Orkney’s manner to me softened perceptibly at that point, which Flora noted and glowed over.

‘Your filly did well for Larry Trent,’ I said.

‘Not bad. Won a nice handicap at Newbury and another at Kempton. Both Larry and I made a profit through the books, but I was hoping for black print, of course.’

I caught Flora starting to look anxious. ‘Of course,’ I said confidently; and she subsided. ‘Black print’ had come back just in time as an echo from childhood. Races of prestige and high prizes were printed in heavy black type in auction catalogues: black print earned by a broodmare upped the price of her foals by thousands.

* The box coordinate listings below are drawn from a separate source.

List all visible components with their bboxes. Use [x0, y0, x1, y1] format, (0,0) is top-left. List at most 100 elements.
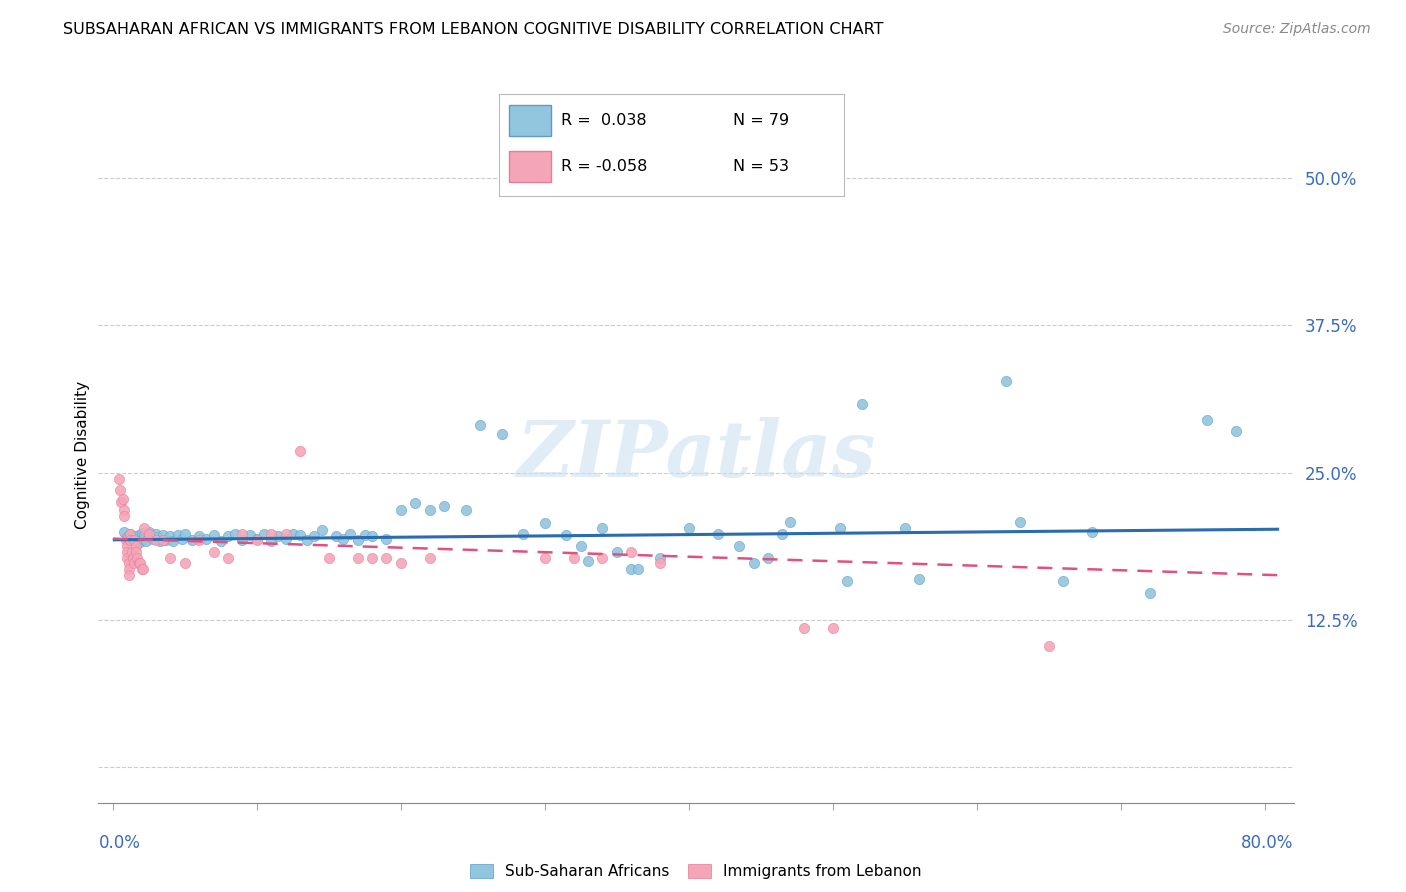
Point — [281, 527, 304, 541]
Point — [339, 527, 361, 541]
Point — [295, 533, 318, 547]
Point — [260, 527, 283, 541]
Point — [145, 533, 167, 547]
Point — [512, 527, 534, 541]
Point — [188, 533, 211, 547]
Point — [115, 539, 138, 553]
Point — [128, 528, 150, 542]
FancyBboxPatch shape — [509, 151, 551, 182]
Point — [419, 550, 441, 565]
Point — [209, 534, 232, 549]
Point — [260, 534, 283, 549]
Point — [162, 534, 184, 549]
Point — [419, 503, 441, 517]
Point — [346, 533, 368, 547]
Point — [128, 557, 150, 571]
Point — [267, 529, 290, 543]
Point — [131, 525, 153, 540]
Point — [468, 418, 491, 433]
Point — [742, 557, 765, 571]
Point — [433, 499, 456, 513]
Point — [195, 532, 218, 546]
Point — [131, 562, 153, 576]
Point — [108, 483, 131, 498]
Point — [1052, 574, 1074, 588]
Point — [112, 503, 135, 517]
Point — [120, 527, 142, 541]
Point — [112, 509, 135, 524]
Point — [125, 534, 148, 549]
Point — [779, 515, 801, 529]
Text: 0.0%: 0.0% — [98, 834, 141, 852]
Point — [135, 534, 157, 549]
Point — [120, 533, 142, 547]
Point — [591, 550, 613, 565]
Point — [142, 532, 165, 546]
Point — [533, 550, 555, 565]
Point — [202, 544, 225, 558]
Point — [246, 533, 269, 547]
Point — [145, 527, 167, 541]
Point — [620, 544, 643, 558]
Point — [138, 524, 160, 539]
Text: Source: ZipAtlas.com: Source: ZipAtlas.com — [1223, 22, 1371, 37]
Point — [837, 574, 859, 588]
Point — [124, 557, 146, 571]
Point — [155, 533, 177, 547]
Point — [389, 557, 412, 571]
Point — [246, 532, 269, 546]
Point — [166, 528, 188, 542]
Point — [132, 562, 155, 576]
Point — [533, 516, 555, 531]
Point — [756, 550, 779, 565]
Point — [375, 550, 398, 565]
Text: 80.0%: 80.0% — [1241, 834, 1294, 852]
Point — [793, 621, 815, 635]
Point — [325, 529, 347, 543]
Point — [134, 521, 156, 535]
Point — [288, 528, 311, 542]
Point — [146, 531, 169, 545]
Point — [678, 521, 700, 535]
Point — [389, 503, 412, 517]
Point — [620, 562, 643, 576]
Point — [132, 532, 155, 546]
Point — [274, 527, 297, 541]
Point — [1008, 515, 1031, 529]
Text: R = -0.058: R = -0.058 — [561, 159, 648, 174]
Point — [181, 533, 204, 547]
Point — [346, 550, 368, 565]
Point — [1225, 425, 1247, 439]
Point — [318, 550, 340, 565]
Point — [728, 539, 751, 553]
Point — [121, 533, 143, 547]
Point — [152, 528, 174, 542]
Point — [648, 557, 671, 571]
Point — [576, 554, 599, 568]
Point — [239, 528, 262, 542]
Point — [491, 426, 513, 441]
Point — [122, 550, 145, 565]
Point — [125, 544, 148, 558]
Text: N = 53: N = 53 — [734, 159, 789, 174]
Point — [231, 533, 253, 547]
Text: ZIPatlas: ZIPatlas — [516, 417, 876, 493]
Point — [353, 528, 375, 542]
Point — [648, 550, 671, 565]
Y-axis label: Cognitive Disability: Cognitive Disability — [75, 381, 90, 529]
Point — [1038, 639, 1060, 653]
Point — [159, 550, 181, 565]
Point — [120, 527, 142, 541]
Point — [125, 539, 148, 553]
FancyBboxPatch shape — [509, 105, 551, 136]
Point — [124, 533, 146, 547]
Point — [555, 528, 578, 542]
Point — [1197, 412, 1219, 426]
Point — [110, 495, 132, 509]
Point — [115, 550, 138, 565]
Point — [304, 529, 326, 543]
Point — [170, 532, 193, 546]
Point — [454, 503, 477, 517]
Text: R =  0.038: R = 0.038 — [561, 112, 647, 128]
Point — [224, 527, 246, 541]
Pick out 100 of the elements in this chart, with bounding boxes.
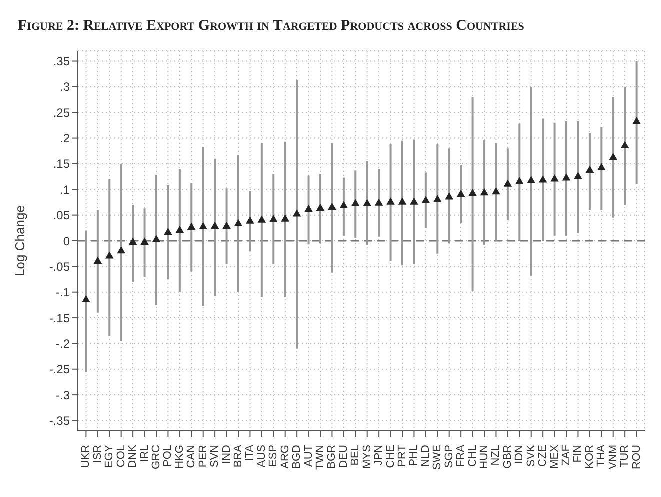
y-tick-label: .2 (60, 132, 70, 146)
x-tick-label: BRA (232, 444, 244, 468)
point (620, 141, 630, 148)
x-tick-label: COL (115, 445, 128, 468)
point (386, 198, 395, 205)
point (597, 163, 606, 170)
point (328, 202, 336, 210)
x-tick-label: MEX (548, 444, 561, 469)
x-tick-label: CZE (537, 445, 550, 467)
x-tick-label: SVK (525, 444, 538, 468)
point (222, 222, 231, 230)
point (632, 117, 641, 124)
x-tick-label: HKG (174, 445, 186, 469)
point (199, 222, 208, 230)
x-tick-label: KOR (584, 444, 596, 469)
point (152, 235, 161, 242)
point (128, 238, 138, 245)
point (187, 222, 196, 230)
x-tick-label: BGR (326, 444, 338, 469)
y-tick-label: -.25 (49, 362, 70, 377)
point (398, 198, 407, 205)
y-tick-label: .3 (60, 80, 70, 94)
y-tick-label: .15 (53, 157, 70, 172)
x-tick-label: ROU (630, 444, 643, 470)
point (316, 204, 325, 212)
x-tick-label: IRL (138, 445, 151, 462)
point (176, 226, 184, 234)
point (351, 199, 360, 206)
y-tick-label: -.05 (49, 260, 70, 274)
x-tick-label: GBR (502, 444, 514, 469)
point (574, 172, 582, 180)
point (258, 216, 266, 223)
point (492, 187, 500, 195)
point (140, 238, 149, 245)
x-tick-label: ESP (268, 445, 280, 468)
y-tick-label: -.2 (56, 336, 70, 351)
point (82, 295, 90, 302)
point (480, 188, 489, 196)
point (433, 195, 442, 202)
point (504, 180, 512, 187)
x-tick-label: THA (596, 444, 608, 467)
point (105, 252, 114, 259)
point (281, 214, 290, 222)
point (550, 174, 559, 182)
x-tick-label: HUN (478, 444, 491, 469)
x-tick-label: TUR (619, 444, 632, 468)
x-tick-label: IND (220, 444, 233, 464)
y-axis-title: Log Change (12, 206, 28, 276)
point (538, 176, 548, 183)
x-tick-label: SGP (443, 445, 456, 468)
y-tick-label: -.3 (56, 388, 70, 402)
x-tick-label: SVN (209, 444, 222, 468)
x-tick-label: PER (197, 444, 210, 468)
x-tick-label: FRA (455, 444, 468, 467)
y-tick-label: .1 (60, 182, 70, 197)
x-tick-label: BGD (291, 444, 304, 469)
point (410, 198, 418, 205)
x-tick-label: ITA (244, 444, 256, 462)
y-tick-label: .35 (53, 54, 70, 69)
x-tick-label: TWN (314, 444, 326, 470)
point (456, 190, 466, 198)
point (527, 176, 536, 184)
point (234, 219, 243, 226)
x-tick-label: SWE (432, 445, 444, 470)
point (246, 216, 254, 224)
x-tick-label: ISR (92, 444, 104, 464)
x-tick-label: FIN (572, 444, 584, 463)
x-tick-label: NZL (490, 445, 502, 466)
x-tick-label: DEU (338, 444, 350, 468)
point (340, 201, 348, 208)
y-tick-label: -.15 (49, 311, 70, 326)
point (117, 246, 126, 254)
x-tick-label: IDN (514, 444, 526, 464)
point (609, 153, 618, 160)
y-tick-label: .25 (53, 106, 70, 120)
point (422, 196, 430, 204)
x-tick-label: PRT (396, 444, 408, 467)
x-tick-label: AUS (256, 445, 268, 468)
x-tick-label: ARG (279, 445, 292, 469)
x-tick-label: AUT (302, 444, 315, 467)
point (374, 198, 384, 206)
x-tick-label: NLD (420, 444, 432, 468)
x-tick-label: EGY (104, 444, 116, 468)
x-tick-label: CAN (186, 444, 198, 468)
x-tick-label: VNM (607, 445, 620, 470)
x-tick-label: DNK (127, 444, 140, 468)
point (94, 256, 102, 264)
x-tick-label: UKR (80, 444, 92, 468)
y-tick-label: -.35 (49, 414, 70, 428)
chart-title: Figure 2: Relative Export Growth in Targeted Products across Countries (17, 17, 526, 36)
x-tick-label: CHE (384, 445, 397, 468)
point (210, 222, 220, 230)
x-tick-label: MYS (361, 445, 374, 469)
x-tick-label: PHL (408, 445, 420, 466)
point (515, 177, 524, 184)
point (445, 192, 454, 200)
point (468, 188, 477, 196)
x-tick-label: ZAF (560, 444, 573, 466)
y-tick-label: -.1 (56, 286, 70, 300)
x-tick-label: GRC (150, 444, 162, 470)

‘Will you keep her in training next year?’ I asked.

‘If I can get someone else to lease her.’ He paused slightly. ‘I prefer to run two-year-olds myself, of course. I’ve had four in training with Jack this year. I sell them on if they’re any good, or lease them, especially fillies, if they’re well bred, so that I can either breed from them later or sell them as broodmares. Larry often took one of my fillies as three- or four-year-olds. Good eye for a horse, Larry had, poor fellow.’

‘Yes, so I hear.’

‘Did you know him?’

‘No.’ I shook my head. ‘I saw him at the party... but that was all.’ In my mind’s eye I saw him alive and also lifeless, the man whose death had started so many worms crawling.

‘I didn’t go to the party,’ Orkney said calmly. ‘Too bad he was killed.’

‘You knew him well?’ I asked.

‘Pretty well. We weren’t close friends, of course. Just had the mutual interest in horses.’